Year 29 you received $699,391. Year 30 you received 1,180,919. That jump was huge, because now your portfolio is huge. This is the magic of dividend investing.
The chances of the company consistently raising its dividend 11.9% every year is completely unrealistic, so it is unlikely to receive these results, but even a fraction of these results would provide a full-time dividend income. I hope now you see the potential of dividend investing. If not, I have more articles on this website.
Index Funds, Mutual Funds, and ETF’s
These three types of stock investments are more conservative. You can still receive dividend income from these, depending on the funds you choose to invest in.Let’s discuss the three:
A mututal fund is simpy a group of stocks paired together in one fund. So instead of investing in individual stocks, you would invest in a mutual fund that comprised of multiple stocks.
An index fund is similar to a mutual fund except it is designed to track indexes like the S&P 500.
An ETF is similar to a mutual fund except it can trade like a normal stock.
I personally don’t have any experience with any of these , so you will need to do your own research on these if you’re interested in these stocks. I would personally recommend an index fund over a mutual fund however, because they typically outperform mutual funds both in dividends and capital appreciation, although they may bring slightly more risk. There are so many options in thee funds, there is no set standard. You can’t truly generalize it. However, some popular index funds will be listed below:
- Vanguard Dividend Appreciation Index Fund
- NOBL ProShares Index Fund
- SPDR Dividend ETF
- iShares Dow Jones Select Dividend Index Fund
If you don’t understand the stock market, or have no interest in understanding the stock market but still want to take advantage of the dividend income opportunities, then I would suggest these funds for a lower risk-lower reward deal.
There are funds that aren’t don’t product income for dividends, but through capital appreciation. In-fact, dividends are a minority in the funds, as in individual stocks. So if capital appreciation sounds more attractive to you, do not be deterred, because there is a plethora of growth funds out there.
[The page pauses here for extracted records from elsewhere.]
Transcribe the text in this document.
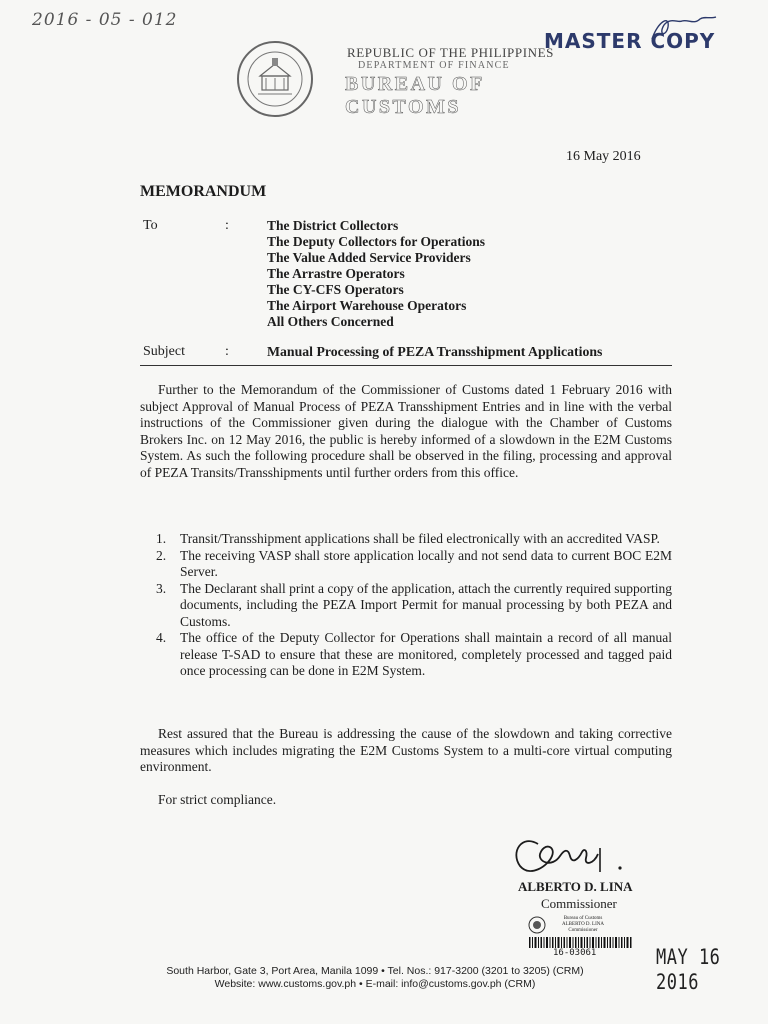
2016 - 05 - 012
REPUBLIC OF THE PHILIPPINES
DEPARTMENT OF FINANCE
BUREAU OF CUSTOMS
MASTER COPY
16 May 2016
MEMORANDUM
To	:	The District Collectors
The Deputy Collectors for Operations
The Value Added Service Providers
The Arrastre Operators
The CY-CFS Operators
The Airport Warehouse Operators
All Others Concerned
Subject	:	Manual Processing of PEZA Transshipment Applications
Further to the Memorandum of the Commissioner of Customs dated 1 February 2016 with subject Approval of Manual Process of PEZA Transshipment Entries and in line with the verbal instructions of the Commissioner given during the dialogue with the Chamber of Customs Brokers Inc. on 12 May 2016, the public is hereby informed of a slowdown in the E2M Customs System. As such the following procedure shall be observed in the filing, processing and approval of PEZA Transits/Transshipments until further orders from this office.
1. Transit/Transshipment applications shall be filed electronically with an accredited VASP.
2. The receiving VASP shall store application locally and not send data to current BOC E2M Server.
3. The Declarant shall print a copy of the application, attach the currently required supporting documents, including the PEZA Import Permit for manual processing by both PEZA and Customs.
4. The office of the Deputy Collector for Operations shall maintain a record of all manual release T-SAD to ensure that these are monitored, completely processed and tagged paid once processing can be done in E2M System.
Rest assured that the Bureau is addressing the cause of the slowdown and taking corrective measures which includes migrating the E2M Customs System to a multi-core virtual computing environment.
For strict compliance.
ALBERTO D. LINA
Commissioner
Bureau of Customs
ALBERTO D. LINA
Commissioner
16-03061	MAY 16 2016
South Harbor, Gate 3, Port Area, Manila 1099 • Tel. Nos.: 917-3200 (3201 to 3205) (CRM)
Website: www.customs.gov.ph • E-mail: info@customs.gov.ph (CRM)
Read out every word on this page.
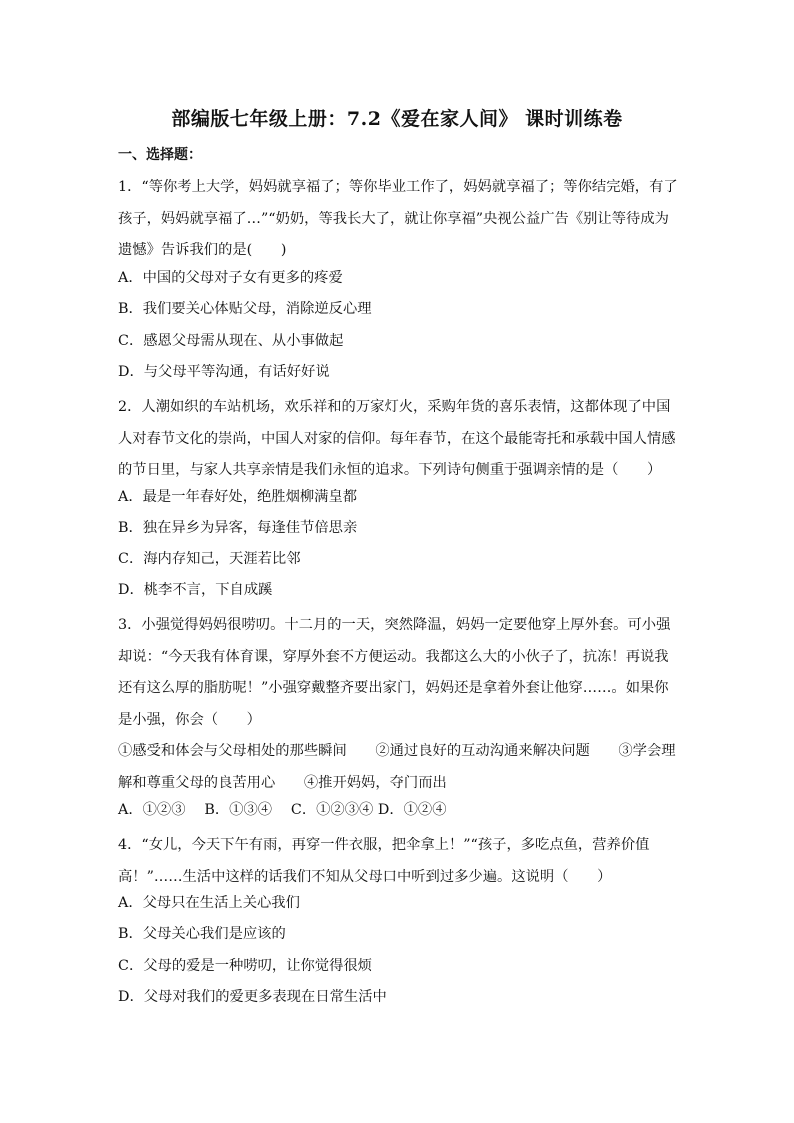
部编版七年级上册：7.2《爱在家人间》 课时训练卷
一、选择题：
1．“等你考上大学，妈妈就享福了；等你毕业工作了，妈妈就享福了；等你结完婚，有了孩子，妈妈就享福了…”“奶奶，等我长大了，就让你享福”央视公益广告《别让等待成为遗憾》告诉我们的是(　　)
A．中国的父母对子女有更多的疼爱
B．我们要关心体贴父母，消除逆反心理
C．感恩父母需从现在、从小事做起
D．与父母平等沟通，有话好好说
2．人潮如织的车站机场，欢乐祥和的万家灯火，采购年货的喜乐表情，这都体现了中国人对春节文化的崇尚，中国人对家的信仰。每年春节，在这个最能寄托和承载中国人情感的节日里，与家人共享亲情是我们永恒的追求。下列诗句侧重于强调亲情的是（　　）
A．最是一年春好处，绝胜烟柳满皇都
B．独在异乡为异客，每逢佳节倍思亲
C．海内存知己，天涯若比邻
D．桃李不言，下自成蹊
3．小强觉得妈妈很唠叨。十二月的一天，突然降温，妈妈一定要他穿上厚外套。可小强却说：“今天我有体育课，穿厚外套不方便运动。我都这么大的小伙子了，抗冻！再说我还有这么厚的脂肪呢！”小强穿戴整齐要出家门，妈妈还是拿着外套让他穿……。如果你是小强，你会（　　）
①感受和体会与父母相处的那些瞬间　　②通过良好的互动沟通来解决问题　　③学会理解和尊重父母的良苦用心　　④推开妈妈，夺门而出
A．①②③　 B．①③④　 C．①②③④ D．①②④
4．“女儿，今天下午有雨，再穿一件衣服，把伞拿上！”“孩子，多吃点鱼，营养价值高！”……生活中这样的话我们不知从父母口中听到过多少遍。这说明（　　）
A．父母只在生活上关心我们
B．父母关心我们是应该的
C．父母的爱是一种唠叨，让你觉得很烦
D．父母对我们的爱更多表现在日常生活中
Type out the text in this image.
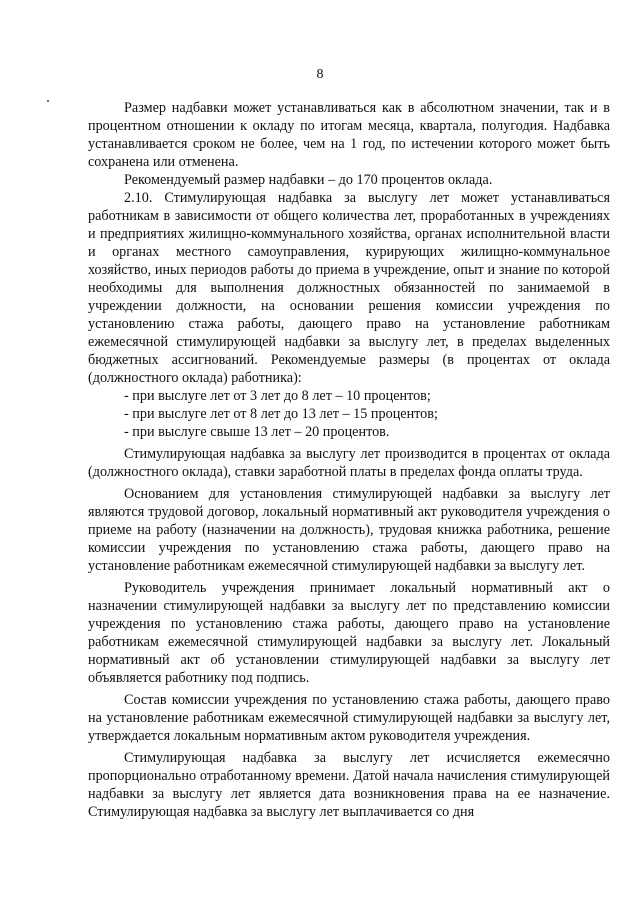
8

Размер надбавки может устанавливаться как в абсолютном значении, так и в процентном отношении к окладу по итогам месяца, квартала, полугодия. Надбавка устанавливается сроком не более, чем на 1 год, по истечении которого может быть сохранена или отменена.

Рекомендуемый размер надбавки – до 170 процентов оклада.

2.10. Стимулирующая надбавка за выслугу лет может устанавливаться работникам в зависимости от общего количества лет, проработанных в учреждениях и предприятиях жилищно-коммунального хозяйства, органах исполнительной власти и органах местного самоуправления, курирующих жилищно-коммунальное хозяйство, иных периодов работы до приема в учреждение, опыт и знание по которой необходимы для выполнения должностных обязанностей по занимаемой в учреждении должности, на основании решения комиссии учреждения по установлению стажа работы, дающего право на установление работникам ежемесячной стимулирующей надбавки за выслугу лет, в пределах выделенных бюджетных ассигнований. Рекомендуемые размеры (в процентах от оклада (должностного оклада) работника):

- при выслуге лет от 3 лет до 8 лет – 10 процентов;

- при выслуге лет от 8 лет до 13 лет – 15 процентов;

- при выслуге свыше 13 лет – 20 процентов.

Стимулирующая надбавка за выслугу лет производится в процентах от оклада (должностного оклада), ставки заработной платы в пределах фонда оплаты труда.

Основанием для установления стимулирующей надбавки за выслугу лет являются трудовой договор, локальный нормативный акт руководителя учреждения о приеме на работу (назначении на должность), трудовая книжка работника, решение комиссии учреждения по установлению стажа работы, дающего право на установление работникам ежемесячной стимулирующей надбавки за выслугу лет.

Руководитель учреждения принимает локальный нормативный акт о назначении стимулирующей надбавки за выслугу лет по представлению комиссии учреждения по установлению стажа работы, дающего право на установление работникам ежемесячной стимулирующей надбавки за выслугу лет. Локальный нормативный акт об установлении стимулирующей надбавки за выслугу лет объявляется работнику под подпись.

Состав комиссии учреждения по установлению стажа работы, дающего право на установление работникам ежемесячной стимулирующей надбавки за выслугу лет, утверждается локальным нормативным актом руководителя учреждения.

Стимулирующая надбавка за выслугу лет исчисляется ежемесячно пропорционально отработанному времени. Датой начала начисления стимулирующей надбавки за выслугу лет является дата возникновения права на ее назначение. Стимулирующая надбавка за выслугу лет выплачивается со дня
Fundamental Analysis vs Technical Analysis
The last point I’m going to make in this stock market investing guide is that you need to decide between conducting fundamental analysis or technical analysis on a potential stock.
Let’s start this by saying: you need to analyze a stock before you invest. Don’t go based off of emotion, or what analysts say.
“Know what you own, and know why you own it.” -Peter Lynch
“Peter Lynch doesn’t advise you to buy stock in your favorite store just because you like shopping in a store, nor should you buy stock in a manufacturer because it makes your product or a restaurant because you like the food. Liking a store, a product, or a restaurant is a good reason to get interested in a company and put it on your research list, but it’s not enough of a reason to own the stock! Never invest in any company before you’ve done the homework on the company’s earnings prospects, financial condition, competitive position, plans for expansion, and so forth.” -Peter Lynch
Once you’ve made the decision to analyze, you need to choose between fundamental and technical analysis. Typically, fundamental analysis is better for long-term growth. Ask Warren Buffett. Ask Peter Lynch. Ask Charlie Munger. They don’t try to time the market through technical analysis, they leave that to the day traders. They are interested in long-term growth, and that’s why they are sitting at the top as multi-billionaires. If you understand the fundamentals of a company, you can be confident in their management, and know that minor setbacks are temporary. In time, they will come out on top, as will you.
The factors you saw at the beginning of the article are factors of fundamental analysis. You can learn what these factors mean anywhere: youtube videos, courses, books, blogs. The most important thing is to have the drive to do your own research. You have the internet at your fingertips, resources are everywhere!
The second most important thing with stock market investing is temperament. Control your emotions. Be patient. Too many people have sold because of fear, and bought because of excitement. You cannot trust your gut, you can’t let your emotions control you. Do your own research, don’t believe the analysts. Trust the company, know the company. Understand what they stand for, and be prepared for the long haul.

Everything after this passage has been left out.